Pay your statements on time
Thirty-five percent of your credit score is based on how you’ve handled credit. If you haven’t been paying your bills on time start doing so – every time.
Pay all your balances down
Thirty percent of your score is based on the amount of credit you’ve used (your balances) vs. the total amount of credit you have available. If you have many cards with high balances, this will have a very bad impact on your credit score. So, you should pay down your debt until your total balances are at, or less than, 25% to 30% of your total limits. As an example of this, if you have a card with a $1000 limit and only a $250 balance, this will have a positive and quick impact on your credit score.
Get credit now
Despite what you may have been told, it’s not good to have no credit because the amount of time you’ve had credit determines 15% of your score. Lenders believe that the past foretells the future. If you’ve borrowed money and repaid your debts regularly over a 12-month period, you will be seen as a better risk than a person who has no credit record at all.
Don’t go crazy with credit cards
Don’t forget that 10% of your credit score is based on the number of times you’ve applied for credit – even of you never used the credit. The more loans or credit cards you’ve applied for, the more credit inquiries will turn up on your credit report. If you have a lot of credit inquiries, lenders will think you may be struggling financially or have a lot of debt. So, the fewer applications you make, the better it is for your credit score.

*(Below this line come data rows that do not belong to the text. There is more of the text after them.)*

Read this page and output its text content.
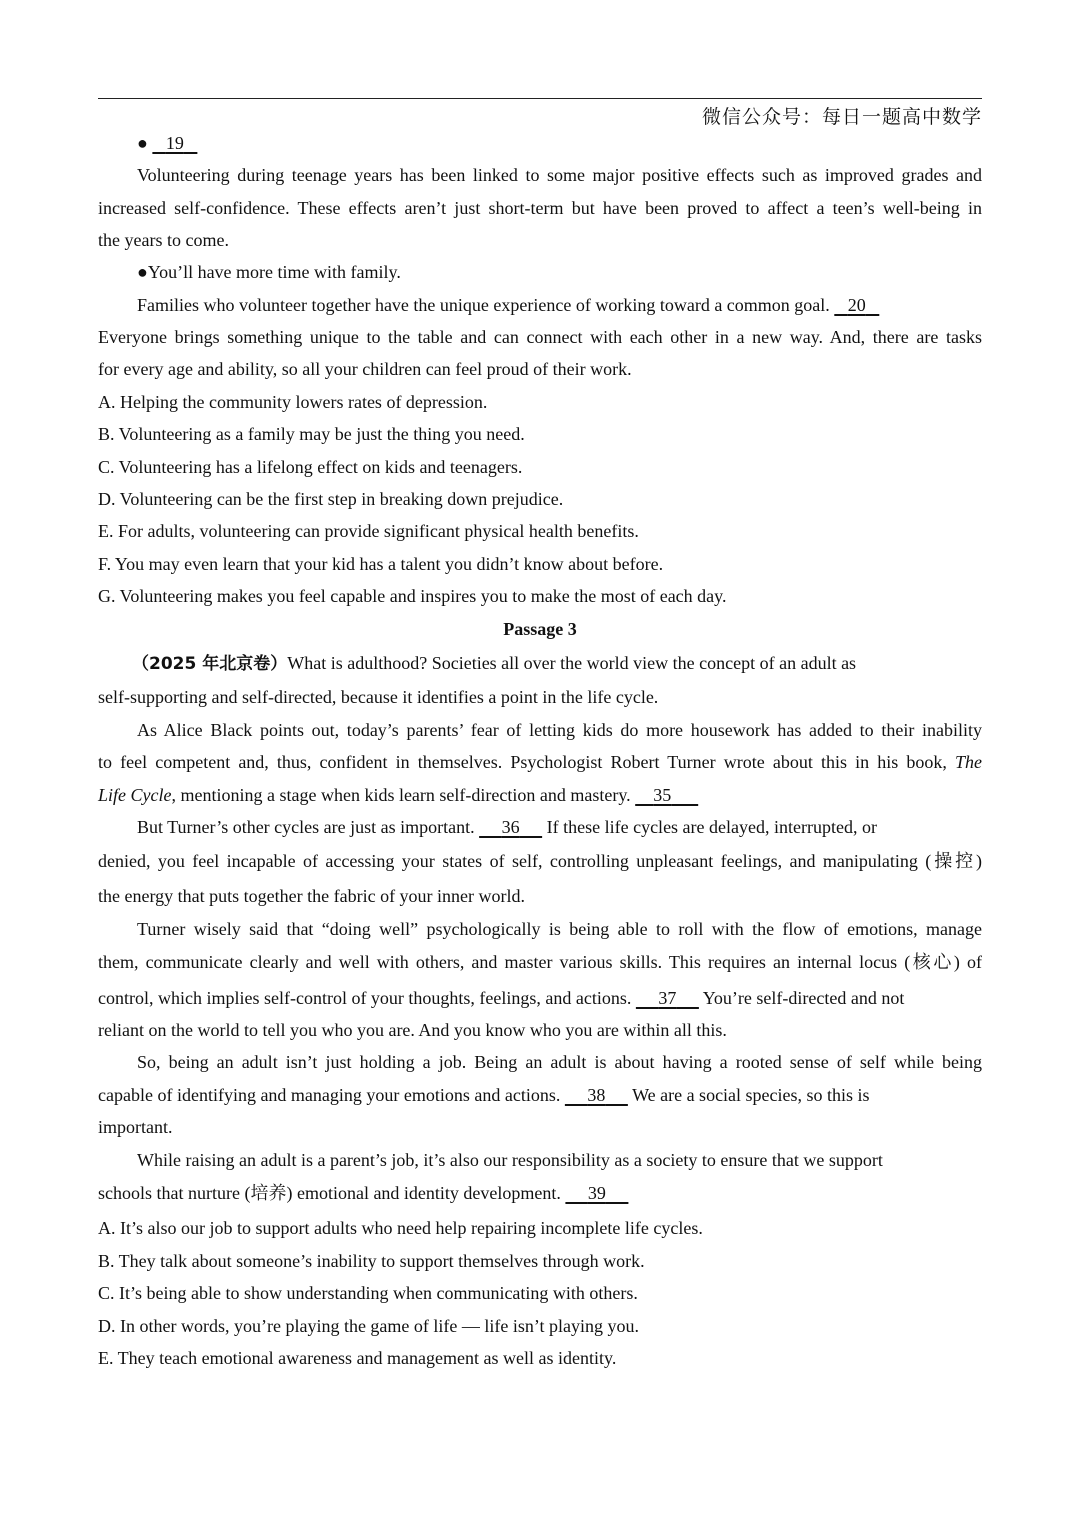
微信公众号：每日一题高中数学
● 19
Volunteering during teenage years has been linked to some major positive effects such as improved grades and
increased self-confidence. These effects aren’t just short-term but have been proved to affect a teen’s well-being in
the years to come.
●You’ll have more time with family.
Families who volunteer together have the unique experience of working toward a common goal. 20
Everyone brings something unique to the table and can connect with each other in a new way. And, there are tasks
for every age and ability, so all your children can feel proud of their work.
A. Helping the community lowers rates of depression.
B. Volunteering as a family may be just the thing you need.
C. Volunteering has a lifelong effect on kids and teenagers.
D. Volunteering can be the first step in breaking down prejudice.
E. For adults, volunteering can provide significant physical health benefits.
F. You may even learn that your kid has a talent you didn’t know about before.
G. Volunteering makes you feel capable and inspires you to make the most of each day.
Passage 3
（2025 年北京卷）What is adulthood? Societies all over the world view the concept of an adult as
self-supporting and self-directed, because it identifies a point in the life cycle.
As Alice Black points out, today’s parents’ fear of letting kids do more housework has added to their inability
to feel competent and, thus, confident in themselves. Psychologist Robert Turner wrote about this in his book, The
Life Cycle, mentioning a stage when kids learn self-direction and mastery. 35
But Turner’s other cycles are just as important. 36 If these life cycles are delayed, interrupted, or
denied, you feel incapable of accessing your states of self, controlling unpleasant feelings, and manipulating (操控)
the energy that puts together the fabric of your inner world.
Turner wisely said that “doing well” psychologically is being able to roll with the flow of emotions, manage
them, communicate clearly and well with others, and master various skills. This requires an internal locus (核心) of
control, which implies self-control of your thoughts, feelings, and actions. 37 You’re self-directed and not
reliant on the world to tell you who you are. And you know who you are within all this.
So, being an adult isn’t just holding a job. Being an adult is about having a rooted sense of self while being
capable of identifying and managing your emotions and actions. 38 We are a social species, so this is
important.
While raising an adult is a parent’s job, it’s also our responsibility as a society to ensure that we support
schools that nurture (培养) emotional and identity development. 39
A. It’s also our job to support adults who need help repairing incomplete life cycles.
B. They talk about someone’s inability to support themselves through work.
C. It’s being able to show understanding when communicating with others.
D. In other words, you’re playing the game of life — life isn’t playing you.
E. They teach emotional awareness and management as well as identity.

Have different types of credit
The different types of credit accounts you have determine 10% of your credit score. This includes credit cards, retail accounts, installment loans, mortgage loans and any other type of credit possible. If you have a variety of types of credit, this shows that you are able to responsibly handle different kinds of accounts.
Monitor your credit reports
The Federal Trade Commission recently issued a report said, among other things, that one in five Americans have errors in their credit reports that could be negatively affecting their scores. You need to monitor your reports from all three credit-reporting agencies because the information in one may not be the same as the information in another. In the event you find an error in one of your reports, you can dispute it and have it corrected or removed. Of course, you will need documentation to prove your case. Be sure to keep copies of all your paperwork as related to credit cards, mortgages, personal loans, etc.